Voor het eigen perceel van verzoekers concludeert Adviesbureau Van Montfoort dat het nieuwe
planologisch regime ten opzichte van bestemmingsplan "partiële herziening 1975/1 van het
bestemmimingsplan Princenhage West I 1973 (200 m zone)" in enige mate de bouw- en gebruiks
mogelijkheden verruimt (zij het dat ook de buren over ruimere mogelijkheden zijn gaan beschikken) doch
dat deze verbetering niet van dien aard is dat daaraan een concrete waardevermeerdering te koppelen is.
Voor wat betreft de eerder in het plan "Landelijk Gebied 1973" begrepen gronden liet de bestemming
"Agrarische Doeleinden B" vrijwel onbeperkte bebouwing ten behoeve van een agrarisch bedrijf toe,
waarbij gebouwen een goothoogte konden hebben van 5,5 meter, terwijl de nokhoogte niet was beperkt.
Voor kassen gold voorts geen enkele oppervlaktebeperking, zodat op 1 meter afstand van het perceel
Kolenbranderstraat 16 en derhalve op tenminste 15 meter van het perceel van aanvragers aaneen
gesloten kassen aanwezig hadden kunnen zijn.
Gelet op de voorwaarden welke zijn verbonden aan de vrijstellingsbevoegdheden voor het stichten van
bedrijfswoningen, behoefde geen rekening te worden gehouden met woningen.
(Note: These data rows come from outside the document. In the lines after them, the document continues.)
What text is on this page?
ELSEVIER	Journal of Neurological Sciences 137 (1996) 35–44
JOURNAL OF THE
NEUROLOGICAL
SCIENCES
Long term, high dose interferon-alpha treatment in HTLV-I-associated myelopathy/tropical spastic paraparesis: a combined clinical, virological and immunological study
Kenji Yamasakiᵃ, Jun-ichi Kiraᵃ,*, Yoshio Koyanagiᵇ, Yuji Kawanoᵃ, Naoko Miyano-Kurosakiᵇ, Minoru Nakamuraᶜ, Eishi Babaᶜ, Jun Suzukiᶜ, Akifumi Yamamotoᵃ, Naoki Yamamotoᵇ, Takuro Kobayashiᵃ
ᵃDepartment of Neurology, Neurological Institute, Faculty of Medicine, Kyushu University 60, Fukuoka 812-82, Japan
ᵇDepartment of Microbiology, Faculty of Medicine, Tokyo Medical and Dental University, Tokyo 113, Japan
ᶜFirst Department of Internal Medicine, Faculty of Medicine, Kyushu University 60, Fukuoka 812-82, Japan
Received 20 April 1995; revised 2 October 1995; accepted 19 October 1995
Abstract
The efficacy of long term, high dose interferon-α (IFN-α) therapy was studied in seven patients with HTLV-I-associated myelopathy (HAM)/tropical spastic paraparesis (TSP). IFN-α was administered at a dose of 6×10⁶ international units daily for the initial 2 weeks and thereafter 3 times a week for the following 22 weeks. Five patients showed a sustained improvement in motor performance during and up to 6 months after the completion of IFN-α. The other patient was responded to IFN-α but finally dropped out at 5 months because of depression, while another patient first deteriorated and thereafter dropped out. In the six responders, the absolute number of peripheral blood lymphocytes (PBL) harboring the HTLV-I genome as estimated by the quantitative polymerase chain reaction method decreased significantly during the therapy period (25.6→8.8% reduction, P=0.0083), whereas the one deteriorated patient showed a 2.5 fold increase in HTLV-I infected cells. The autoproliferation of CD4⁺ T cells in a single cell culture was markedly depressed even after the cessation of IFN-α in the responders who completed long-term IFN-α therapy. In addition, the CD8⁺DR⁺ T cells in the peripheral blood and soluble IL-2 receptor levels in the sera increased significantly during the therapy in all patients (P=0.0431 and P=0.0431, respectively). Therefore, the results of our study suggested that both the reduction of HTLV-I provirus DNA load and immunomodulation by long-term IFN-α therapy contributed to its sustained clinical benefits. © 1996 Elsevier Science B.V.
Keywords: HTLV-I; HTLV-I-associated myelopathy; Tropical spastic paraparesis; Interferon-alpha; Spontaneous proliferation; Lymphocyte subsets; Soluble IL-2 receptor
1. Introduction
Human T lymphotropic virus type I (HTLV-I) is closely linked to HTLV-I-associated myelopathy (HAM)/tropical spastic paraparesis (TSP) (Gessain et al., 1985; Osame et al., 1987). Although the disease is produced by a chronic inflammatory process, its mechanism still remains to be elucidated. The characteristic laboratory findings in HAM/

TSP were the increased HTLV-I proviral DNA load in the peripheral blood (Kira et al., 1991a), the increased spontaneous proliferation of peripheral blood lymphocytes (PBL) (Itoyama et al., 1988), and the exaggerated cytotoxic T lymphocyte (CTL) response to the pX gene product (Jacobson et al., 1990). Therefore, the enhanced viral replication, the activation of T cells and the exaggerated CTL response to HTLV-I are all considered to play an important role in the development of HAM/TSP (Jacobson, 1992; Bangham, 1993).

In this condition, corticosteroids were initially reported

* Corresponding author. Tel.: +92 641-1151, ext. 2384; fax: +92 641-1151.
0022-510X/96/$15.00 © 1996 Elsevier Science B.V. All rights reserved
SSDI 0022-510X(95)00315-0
Wel kon de agrarische
bedrijfsvoering leiden tot verschillende vormen van overlast, zoals geluids- en geuroverlast, hinder als
gevolg van assimilatieverlichting, hinderlijke reflectie van zonlicht en overlast als gevolg van buitenopslag.
Te meer daar aan het oude planologisch regime geen gebruikvoorschriften waren verbonden.
In vergelijking hiermee is door het nieuwe plan "Princenhage" en "Princenhage herziening ex artikel 30
WRO" op ontwikkelingslocatie 7verspreid bescheiden kantoor- en bedrijfsgebouwen, 1,2 ha groen én
vrijstaande woningen mogelijk gemaakt. Op de bebouwing van ontwikkelingslocatie 7 is vanaf het perceel
Kolenbranderstraat 14 slechts enig zijdelings zicht.